2013-08-29

Saving Waukesha’s history

Scrima wrong about county museum

Waukesha Freeman August 26, 2013 Page A6 Opinion

Shortly before the beginning of summer my wife, the lovely Doreen from Waukesha, and I attended a picnic at Bethesda Park. Correction, it is Bethesda Spring Park, although you would never know it looking at the park.

My wife and I arrived a little early so we went to look for the spring. The spring is in a bunker-like ugly structure.

A little ways from it is a tree. It is a clone of another that had been on the spot, the Dunbar Oak. The cloned tree earned a historical marker because the original tree is where Col. Richard Dunbar rested after drinking from the nearby spring, now housed in a bomb shelter.
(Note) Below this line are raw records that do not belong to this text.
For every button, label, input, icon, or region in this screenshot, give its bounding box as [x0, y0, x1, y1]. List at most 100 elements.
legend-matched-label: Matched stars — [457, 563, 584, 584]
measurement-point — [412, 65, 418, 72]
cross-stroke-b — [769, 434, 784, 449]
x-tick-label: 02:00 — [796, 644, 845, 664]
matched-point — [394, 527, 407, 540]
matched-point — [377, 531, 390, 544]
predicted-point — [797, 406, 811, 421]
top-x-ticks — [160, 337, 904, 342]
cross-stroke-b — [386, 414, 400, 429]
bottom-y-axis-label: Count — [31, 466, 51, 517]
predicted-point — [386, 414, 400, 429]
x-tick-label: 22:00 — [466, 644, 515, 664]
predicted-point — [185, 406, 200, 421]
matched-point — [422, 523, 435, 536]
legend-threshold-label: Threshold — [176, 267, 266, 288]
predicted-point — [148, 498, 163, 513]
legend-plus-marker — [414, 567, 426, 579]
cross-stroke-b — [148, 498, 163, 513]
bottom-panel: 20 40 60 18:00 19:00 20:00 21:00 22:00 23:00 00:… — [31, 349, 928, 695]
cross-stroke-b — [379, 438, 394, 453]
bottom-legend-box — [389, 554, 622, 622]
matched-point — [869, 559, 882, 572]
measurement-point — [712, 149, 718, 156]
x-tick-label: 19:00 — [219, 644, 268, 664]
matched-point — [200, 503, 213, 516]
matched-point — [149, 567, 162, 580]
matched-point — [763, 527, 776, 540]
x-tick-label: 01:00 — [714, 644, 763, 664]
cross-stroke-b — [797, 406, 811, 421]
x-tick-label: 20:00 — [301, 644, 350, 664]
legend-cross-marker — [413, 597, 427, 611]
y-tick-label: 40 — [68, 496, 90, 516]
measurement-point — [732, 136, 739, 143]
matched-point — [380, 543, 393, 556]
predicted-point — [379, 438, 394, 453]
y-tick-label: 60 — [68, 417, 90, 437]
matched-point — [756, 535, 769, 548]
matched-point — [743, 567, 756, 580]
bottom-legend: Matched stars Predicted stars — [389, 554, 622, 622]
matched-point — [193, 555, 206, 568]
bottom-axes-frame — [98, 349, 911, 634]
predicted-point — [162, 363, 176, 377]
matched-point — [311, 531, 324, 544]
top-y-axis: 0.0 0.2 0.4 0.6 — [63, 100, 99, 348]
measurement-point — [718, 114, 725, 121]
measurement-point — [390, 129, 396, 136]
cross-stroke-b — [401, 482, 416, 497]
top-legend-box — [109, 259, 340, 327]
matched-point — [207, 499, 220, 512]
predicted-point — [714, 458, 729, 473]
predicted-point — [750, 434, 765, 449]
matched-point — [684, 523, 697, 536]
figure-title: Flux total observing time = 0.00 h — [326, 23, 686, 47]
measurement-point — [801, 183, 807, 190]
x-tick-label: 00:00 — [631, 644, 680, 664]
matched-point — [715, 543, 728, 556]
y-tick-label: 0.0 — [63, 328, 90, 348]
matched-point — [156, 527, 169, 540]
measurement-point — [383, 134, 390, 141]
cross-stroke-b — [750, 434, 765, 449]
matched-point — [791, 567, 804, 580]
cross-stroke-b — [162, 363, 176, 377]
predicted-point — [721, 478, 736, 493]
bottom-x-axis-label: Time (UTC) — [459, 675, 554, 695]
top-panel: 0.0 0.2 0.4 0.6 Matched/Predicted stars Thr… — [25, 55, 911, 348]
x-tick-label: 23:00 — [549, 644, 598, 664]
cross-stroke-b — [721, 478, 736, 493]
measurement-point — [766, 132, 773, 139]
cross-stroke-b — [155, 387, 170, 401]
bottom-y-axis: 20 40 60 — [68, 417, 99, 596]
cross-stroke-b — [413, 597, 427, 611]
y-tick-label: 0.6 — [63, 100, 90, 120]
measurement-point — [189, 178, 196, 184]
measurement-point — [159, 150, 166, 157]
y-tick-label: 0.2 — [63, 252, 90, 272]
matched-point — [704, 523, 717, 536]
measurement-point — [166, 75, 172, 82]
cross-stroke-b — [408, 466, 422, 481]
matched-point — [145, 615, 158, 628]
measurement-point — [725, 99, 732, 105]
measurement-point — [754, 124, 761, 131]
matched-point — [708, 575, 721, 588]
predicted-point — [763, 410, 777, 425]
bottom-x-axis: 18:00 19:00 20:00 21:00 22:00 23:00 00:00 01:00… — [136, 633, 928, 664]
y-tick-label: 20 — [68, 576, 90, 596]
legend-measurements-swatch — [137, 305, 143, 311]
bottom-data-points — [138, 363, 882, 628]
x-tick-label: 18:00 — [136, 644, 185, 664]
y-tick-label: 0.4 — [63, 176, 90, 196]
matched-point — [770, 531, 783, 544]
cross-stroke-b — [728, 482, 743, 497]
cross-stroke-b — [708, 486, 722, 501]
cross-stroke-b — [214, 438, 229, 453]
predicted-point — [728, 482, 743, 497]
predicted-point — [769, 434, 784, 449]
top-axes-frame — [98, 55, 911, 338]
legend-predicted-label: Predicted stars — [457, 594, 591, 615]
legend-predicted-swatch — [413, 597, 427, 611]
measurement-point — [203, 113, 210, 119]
So much for the stroll through history.

I was reminded of this disappointment the other day when I read in the Waukesha Freeman Mayor Jeff Scrima’s remarks concerning the Waukesha County Museum.

The museum is in the heart of the city. It brings people to downtown Waukesha, many of whom then patronize the businesses downtown. Some of those same businesses are Scrima’s supporters.

The museum finally has an operating Les Paul exhibit. You remember Les Paul, the whole reason ugly GuitarTown murals are going up downtown? The Guitar-Town project has become Scrima’s raison d’être. You would think that anything with any connection with Les Paul supporting the ugly murals, the T-shirts, and the abundance of giant guitars of varying artistic merit, would have the full support of the mayor.

(Somebody has to say it. The murals look like they belong in a chain of hamburger restaurants that can’t afford to buy authentic antique advertisements.)

I understand Scrima’s reluctance to offer any financial support for the museum given that this is the last budget before next year’s mayoral election. I’ll even go a step further and say not offering financial support is a reasonable position for the mayor to take since the museum is considering moving from downtown to closer to the freeway someday.

However, Scrima went beyond that. He actually called the museum “a sinking ship” and said the county should “allow it to go under.” Then, according to the Scrima school of management, the county can replace the entire board and staff that finally got the Les Paul exhibit up and running.

This is coming from the same mayor whose lack of understanding of our cultural heritage caused him to suggest repainting the sculpture in City Hall shortly after he took office.

We live in a city that is nearly as old as Milwaukee, but sometimes our city has the same lack of reverence for history as the Las Vegas Strip. In a city where Les Paul’s childhood home was destroyed, you would think we would be more cautious about our heritage.

As our bomb shelter experience demonstrated, Waukesha’s “Spring City” heritage really only exists in books and in great columns by John Schoenknecht. Downtown Alderman Roger Patton recently commented that he was happy that “Spring City” was no longer being celebrated. Are we really so ignorant that we would fail to see our city’s history as a tremendous asset?

In other cities my wife and have visited, the historical society has been a great addition to our sight-seeing. In Galena, Ill., a city with a much more vibrant downtown that never closes its streets, the historical society is in the heart of the city in the old city hall. The staff there was an invaluable resource to our wandering around the historic city.

Granted, our museum doesn’t have a story of a dead body and a ghost haunting the museum like they do in Galena, but Waukesha should be thrilled that an important historical treasure, the old county courthouse with our museum, is right in the heart of the city. Instead, Scrima told the county to just throw it away.

Some other mayor and downtown alderman will decide someday that Les Paul is irrelevant to the direction they want to take the city. Hopefully there will still be a historical society and a museum to show visitors all of our history, including Les Paul, and not just the flavor of the week that happens to sell T-shirts at the moment.